27 November 2009

Brembs (2006) Brains as output/input devices

I just finished reading an excellent blog post (paper?) by Björn Brembs entitled Brains as output/input devices. I admit that I too have tended to think of brains as stimulus-response machines, paying little attention to spontaneous behaviour and operant learning. Indeed, the old iPlant programming section on my website used to begin "Like a digital computer, the brain generates output from input". On the contrary, Brembs argues, the brain generates input from output. That is, the main function of brains is to control the environment they're in - and thus the sensory input and rewards/punishments they receive - by figuring out the right motor output for a given situation.

"input/output transformations may only account for a small fraction of what brains are doing. Maybe a much more significant portion of the brain is occupied with the ongoing modelling of the world and how it might react to our actions?"

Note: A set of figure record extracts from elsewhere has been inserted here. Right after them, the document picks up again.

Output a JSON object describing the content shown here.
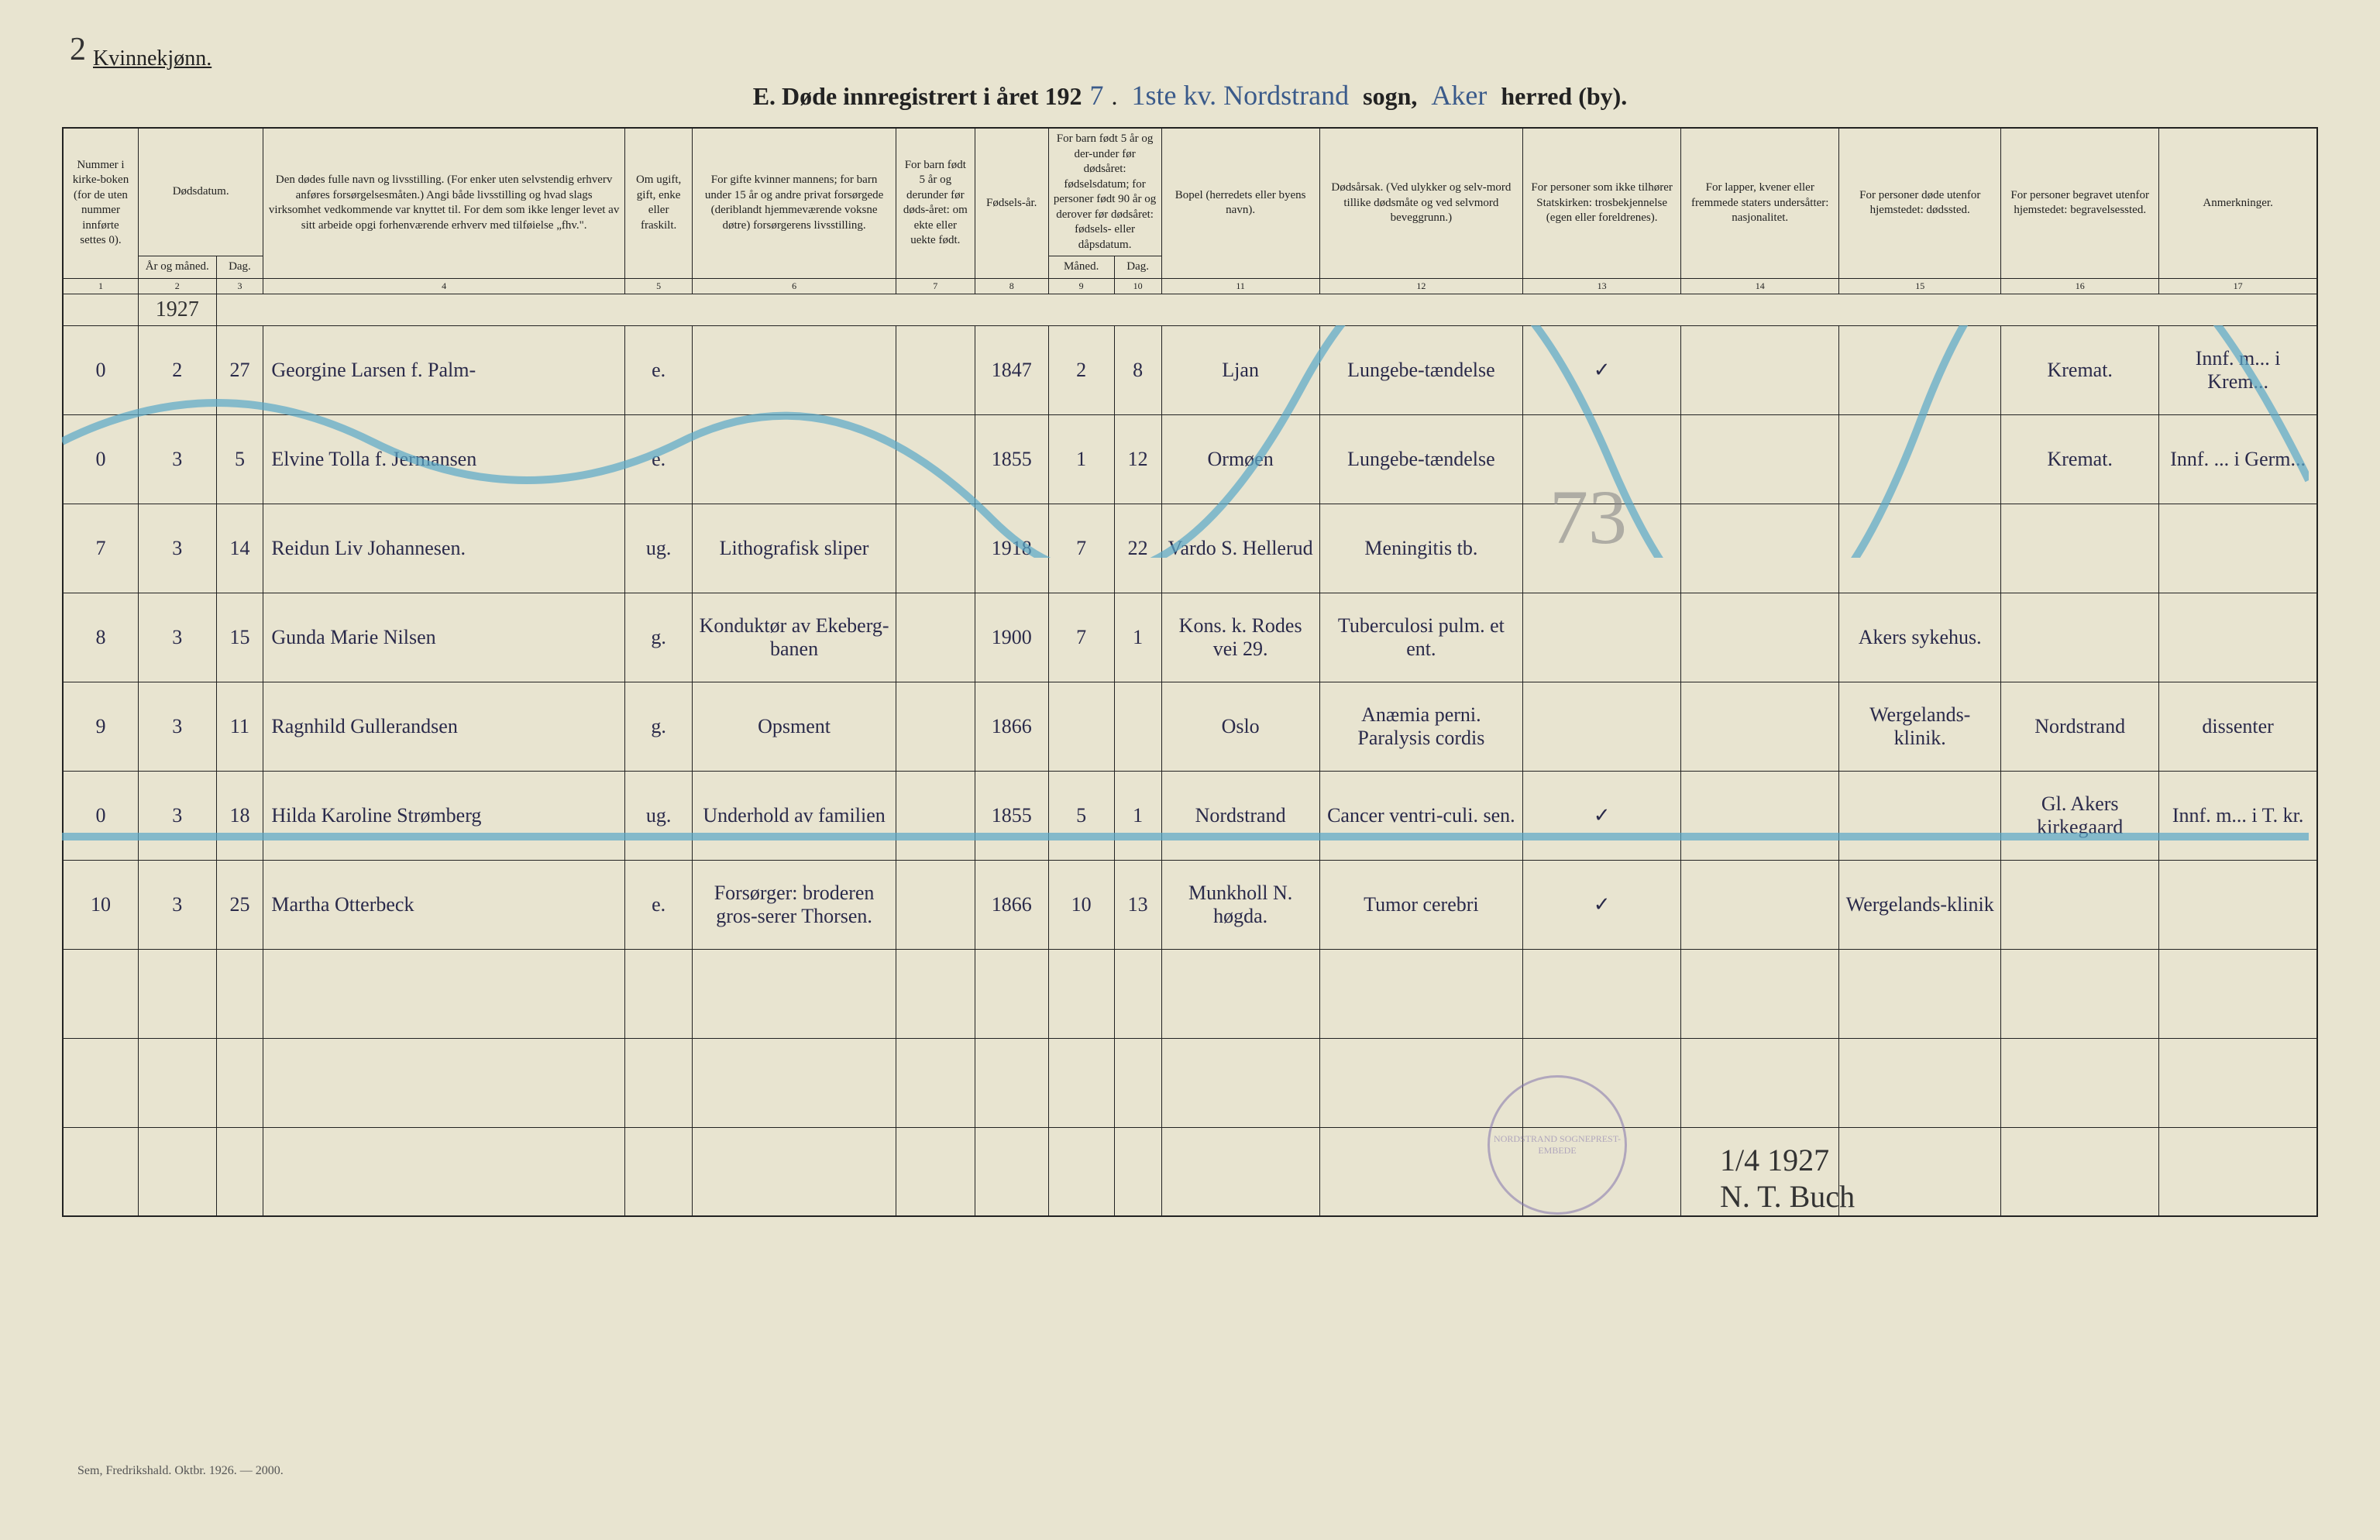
{
  "page_number": "2",
  "gender_label": "Kvinnekjønn.",
  "title": {
    "prefix": "E.   Døde innregistrert i året 192",
    "year_suffix": "7",
    "segment1": "1ste kv. Nordstrand",
    "sogn_label": "sogn,",
    "segment2": "Aker",
    "herred_label": "herred (by)."
  },
  "columns": {
    "c1": "Nummer i kirke-boken (for de uten nummer innførte settes 0).",
    "c2_top": "Dødsdatum.",
    "c2a": "År og måned.",
    "c2b": "Dag.",
    "c3": "Den dødes fulle navn og livsstilling. (For enker uten selvstendig erhverv anføres forsørgelsesmåten.) Angi både livsstilling og hvad slags virksomhet vedkommende var knyttet til. For dem som ikke lenger levet av sitt arbeide opgi forhenværende erhverv med tilføielse „fhv.\".",
    "c4": "Om ugift, gift, enke eller fraskilt.",
    "c5": "For gifte kvinner mannens; for barn under 15 år og andre privat forsørgede (deriblandt hjemmeværende voksne døtre) forsørgerens livsstilling.",
    "c6": "For barn født 5 år og derunder før døds-året: om ekte eller uekte født.",
    "c7": "Fødsels-år.",
    "c8_top": "For barn født 5 år og der-under før dødsåret: fødselsdatum; for personer født 90 år og derover før dødsåret: fødsels- eller dåpsdatum.",
    "c8a": "Måned.",
    "c8b": "Dag.",
    "c9": "Bopel (herredets eller byens navn).",
    "c10": "Dødsårsak. (Ved ulykker og selv-mord tillike dødsmåte og ved selvmord beveggrunn.)",
    "c11": "For personer som ikke tilhører Statskirken: trosbekjennelse (egen eller foreldrenes).",
    "c12": "For lapper, kvener eller fremmede staters undersåtter: nasjonalitet.",
    "c13": "For personer døde utenfor hjemstedet: dødssted.",
    "c14": "For personer begravet utenfor hjemstedet: begravelsessted.",
    "c15": "Anmerkninger."
  },
  "colnums": [
    "1",
    "2",
    "3",
    "4",
    "5",
    "6",
    "7",
    "8",
    "9",
    "10",
    "11",
    "12",
    "13",
    "14",
    "15",
    "16",
    "17"
  ],
  "year_header": "1927",
  "rows": [
    {
      "num": "0",
      "mnd": "2",
      "dag": "27",
      "navn": "Georgine Larsen f. Palm-",
      "status": "e.",
      "fors": "",
      "ekte": "",
      "faar": "1847",
      "fmnd": "2",
      "fdag": "8",
      "bopel": "Ljan",
      "aarsak": "Lungebe-tændelse",
      "tros": "✓",
      "nasj": "",
      "doed": "",
      "begr": "Kremat.",
      "anm": "Innf. m... i Krem..."
    },
    {
      "num": "0",
      "mnd": "3",
      "dag": "5",
      "navn": "Elvine Tolla f. Jermansen",
      "status": "e.",
      "fors": "",
      "ekte": "",
      "faar": "1855",
      "fmnd": "1",
      "fdag": "12",
      "bopel": "Ormøen",
      "aarsak": "Lungebe-tændelse",
      "tros": "",
      "nasj": "",
      "doed": "",
      "begr": "Kremat.",
      "anm": "Innf. ... i Germ..."
    },
    {
      "num": "7",
      "mnd": "3",
      "dag": "14",
      "navn": "Reidun Liv Johannesen.",
      "status": "ug.",
      "fors": "Lithografisk sliper",
      "ekte": "",
      "faar": "1918",
      "fmnd": "7",
      "fdag": "22",
      "bopel": "Vardo S. Hellerud",
      "aarsak": "Meningitis tb.",
      "tros": "",
      "nasj": "",
      "doed": "",
      "begr": "",
      "anm": ""
    },
    {
      "num": "8",
      "mnd": "3",
      "dag": "15",
      "navn": "Gunda Marie Nilsen",
      "status": "g.",
      "fors": "Konduktør av Ekeberg-banen",
      "ekte": "",
      "faar": "1900",
      "fmnd": "7",
      "fdag": "1",
      "bopel": "Kons. k. Rodes vei 29.",
      "aarsak": "Tuberculosi pulm. et ent.",
      "tros": "",
      "nasj": "",
      "doed": "Akers sykehus.",
      "begr": "",
      "anm": ""
    },
    {
      "num": "9",
      "mnd": "3",
      "dag": "11",
      "navn": "Ragnhild Gullerandsen",
      "status": "g.",
      "fors": "Opsment",
      "ekte": "",
      "faar": "1866",
      "fmnd": "",
      "fdag": "",
      "bopel": "Oslo",
      "aarsak": "Anæmia perni. Paralysis cordis",
      "tros": "",
      "nasj": "",
      "doed": "Wergelands-klinik.",
      "begr": "Nordstrand",
      "anm": "dissenter"
    },
    {
      "num": "0",
      "mnd": "3",
      "dag": "18",
      "navn": "Hilda Karoline Strømberg",
      "status": "ug.",
      "fors": "Underhold av familien",
      "ekte": "",
      "faar": "1855",
      "fmnd": "5",
      "fdag": "1",
      "bopel": "Nordstrand",
      "aarsak": "Cancer ventri-culi. sen.",
      "tros": "✓",
      "nasj": "",
      "doed": "",
      "begr": "Gl. Akers kirkegaard",
      "anm": "Innf. m... i T. kr."
    },
    {
      "num": "10",
      "mnd": "3",
      "dag": "25",
      "navn": "Martha Otterbeck",
      "status": "e.",
      "fors": "Forsørger: broderen gros-serer Thorsen.",
      "ekte": "",
      "faar": "1866",
      "fmnd": "10",
      "fdag": "13",
      "bopel": "Munkholl N. høgda.",
      "aarsak": "Tumor cerebri",
      "tros": "✓",
      "nasj": "",
      "doed": "Wergelands-klinik",
      "begr": "",
      "anm": ""
    }
  ],
  "stamp_text": "NORDSTRAND SOGNEPREST-EMBEDE",
  "signature_date": "1/4 1927",
  "signature_name": "N. T. Buch",
  "footer": "Sem, Fredrikshald. Oktbr. 1926. — 2000.",
  "pencil_mark": "73",
  "colors": {
    "paper": "#e8e4d0",
    "ink": "#222222",
    "hand_ink": "#2a2a4a",
    "blue_pencil": "#5aa8c8",
    "stamp": "#7a6aaa"
  }
}
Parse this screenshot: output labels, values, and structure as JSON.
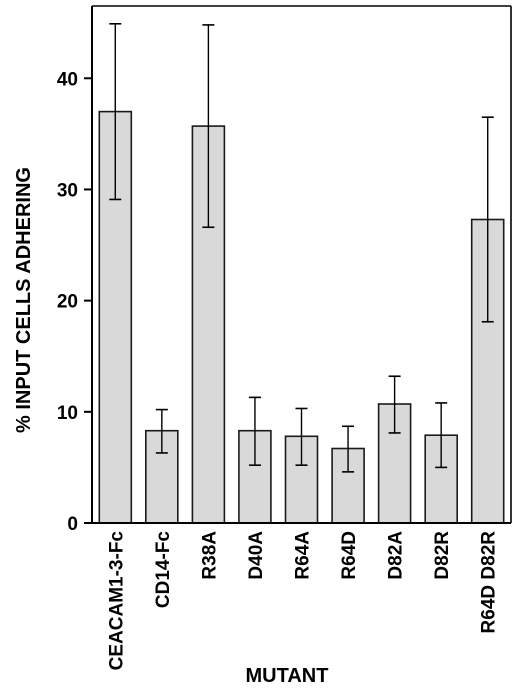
{
  "chart_data": {
    "type": "bar",
    "title": "",
    "xlabel": "MUTANT",
    "ylabel": "% INPUT CELLS ADHERING",
    "categories": [
      "CEACAM1-3-Fc",
      "CD14-Fc",
      "R38A",
      "D40A",
      "R64A",
      "R64D",
      "D82A",
      "D82R",
      "R64D D82R"
    ],
    "values": [
      37.0,
      8.3,
      35.7,
      8.3,
      7.8,
      6.7,
      10.7,
      7.9,
      27.3
    ],
    "error_high": [
      44.9,
      10.2,
      44.8,
      11.3,
      10.3,
      8.7,
      13.2,
      10.8,
      36.5
    ],
    "error_low": [
      29.1,
      6.3,
      26.6,
      5.2,
      5.2,
      4.6,
      8.1,
      5.0,
      18.1
    ],
    "yticks": [
      0,
      10,
      20,
      30,
      40
    ],
    "ylim": [
      0,
      46.5
    ],
    "grid": false,
    "colors": {
      "bar_fill": "#d9d9d9",
      "bar_stroke": "#1a1a1a",
      "axis": "#000000",
      "background": "#ffffff"
    }
  }
}
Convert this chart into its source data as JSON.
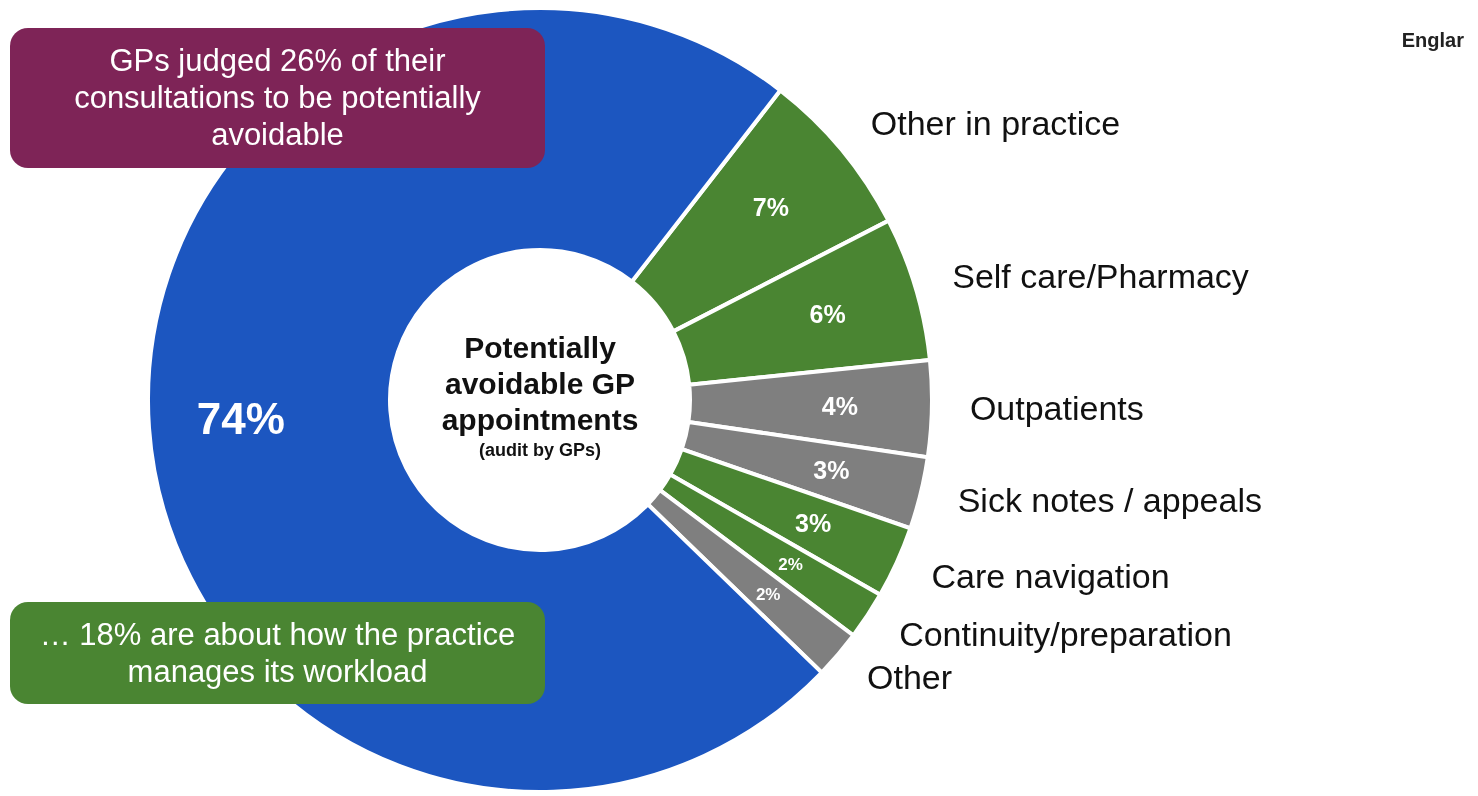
{
  "chart_data": {
    "type": "donut",
    "title": "Potentially avoidable GP appointments",
    "subtitle": "(audit by GPs)",
    "categories": [
      "Other in practice",
      "Self care/Pharmacy",
      "Outpatients",
      "Sick notes / appeals",
      "Care navigation",
      "Continuity/preparation",
      "Other",
      null
    ],
    "values": [
      7,
      6,
      4,
      3,
      3,
      2,
      2,
      74
    ],
    "value_labels": [
      "7%",
      "6%",
      "4%",
      "3%",
      "3%",
      "2%",
      "2%",
      "74%"
    ],
    "colors": [
      "#4a8532",
      "#4a8532",
      "#7f7f7f",
      "#7f7f7f",
      "#4a8532",
      "#4a8532",
      "#7f7f7f",
      "#1c56c0"
    ],
    "annotations": [
      "GPs judged 26% of their consultations to be potentially avoidable",
      "… 18% are about how the practice manages its workload",
      "Englar"
    ]
  }
}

Furthermore, Brembs argues, the variability we observe in spontaneous behaviour is a feature of operant learning: it is a way for the brain to find and develop patterns of behaviour that give it optimal control over its environment. "Faced with novel situations, humans and most animals spontaneously increase their behavioural variability", presumably in order to figure out how this particular environment responds to behaviour. It's the environment that responds, not the animal. Perhaps even the subtle variability we see in the invertebrate feeding system is an expression of the molluscan brain trying to figure out the best way to eat this particular sea-weed. If so, such variability should be selectively enhanced by reward learning. Is it? Other questions:

  • How is behavioural/neuronal variability generated in small and large brains?
  • What % of behavioural/neuronal variability is really subject to learning/operant control in different networks?
  • What features of neuronal activity are most likely to be subject to learning/operant control? In other words, where do we look? Spike rate of individual neurons? Network patterns? Duration of the different phases of motor programs?
  • How is reward conditioning/operant control of spontaneous variability instantiated in small and large brains?
  • How can we incorporate output-input functions in artificial neural networks and robotics? That is, what kind of tasks could such networks realistically perform today or in the future?
  • What is the cultural effect (within in the neuroscience community and generally) of treating brains as output/input devices rather than input/output devices?



P.S. It was particularly stupid of me to emphasise the input-output side of things on the iPlant website, as the whole point of conditional rewarding brain stimulation is to modify output-input learning by rewarding beneficial but endogenously under-rewarded behavioural variations (rigorous exercise in morbidly obese patients etc.) with electrical pulses to the reward system.